Prayer Walk for Justice

Last Sunday after the 7:00 p.m. service The Social Justice Network inspired by Susan Gapka held their annual Prisoner’s Prayer Walk for Justice from MCC Toronto to the former Don Jail. Thanks to Rev. Deana Dudley and Rev Sam Morris for their opening prayers and for Deacon Jon Mackereth for leading the walk with the rhythm of his drum and for leading the prayers at the former Don Jail.

It was a time of spiritual energy as people shared their concerns for all the injustices that occur around the world and here in Canada against prisoners or all types. Here in Canada we may not have many political prisoners but our treatment of those incarcerated leaves much to be desired especially if they are of aboriginal prisoners, trans prisoners, prisoners kept in solitary confinement or people jailed without bail or charge within the immigration system. A lot still to be done.

“What started as a one time event behind the walls of Millhaven Prison has become an international day of solidarity. On August 10th, prisoners around the world fast, refuse to work, and remain in their cells while those of us on the outside organize to show our solidarity with those struggling behind the bars, to show that they are not forgotten and to draw attention to the conditions inside prisons.”

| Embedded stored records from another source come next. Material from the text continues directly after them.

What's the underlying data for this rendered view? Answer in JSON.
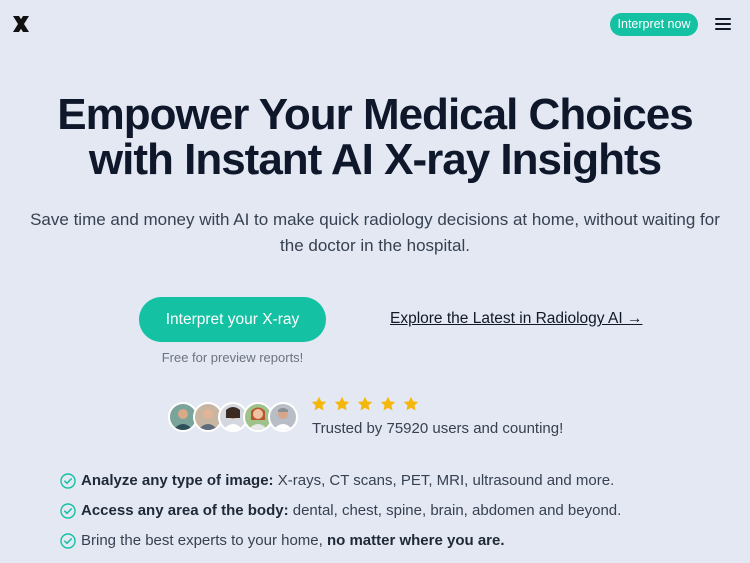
{
  "header": {
    "logo_icon": "x-logo-icon",
    "cta_label": "Interpret now",
    "menu_icon": "hamburger-menu-icon"
  },
  "hero": {
    "title_line1": "Empower Your Medical Choices",
    "title_line2": "with Instant AI X-ray Insights",
    "subtitle": "Save time and money with AI to make quick radiology decisions at home, without waiting for the doctor in the hospital.",
    "primary_cta": "Interpret your X-ray",
    "primary_note": "Free for preview reports!",
    "secondary_link": "Explore the Latest in Radiology AI →"
  },
  "social_proof": {
    "avatar_count": 5,
    "rating": 5,
    "trusted_text": "Trusted by 75920 users and counting!"
  },
  "features": [
    {
      "bold": "Analyze any type of image:",
      "rest": " X-rays, CT scans, PET, MRI, ultrasound and more."
    },
    {
      "bold": "Access any area of the body:",
      "rest": " dental, chest, spine, brain, abdomen and beyond."
    },
    {
      "lead": "Bring the best experts to your home, ",
      "bold": "no matter where you are."
    }
  ],
  "colors": {
    "accent": "#14c1a3",
    "background": "#e3e8f3",
    "star": "#f5b70a",
    "heading": "#0f172a"
  }
}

“General consensus on the purpose of Prisoner’s Justice Day is that it is a day of mourning, remembrance, advocacy and protest. It is a day when prisoner’s have the opportunity to mourn the death of fellow prisoner’s often referred to as, “brothers” and “sisters” who lost their lives while serving their sentences. It is a day when prisoner’s and prisoner advocates can give a voice to some of the stories of injustice and human rights abuses that occur within the prison system.”

“To do nothing in response to personal or social problems, is probably the greatest denigration or duty that we commit against others and ourselves. Moreover, every life is of immense value. Injustices done, no matter where, or to whom deserve a proactive and compassionate response. Compassion also involves grief, which is within everyone’s right to express.”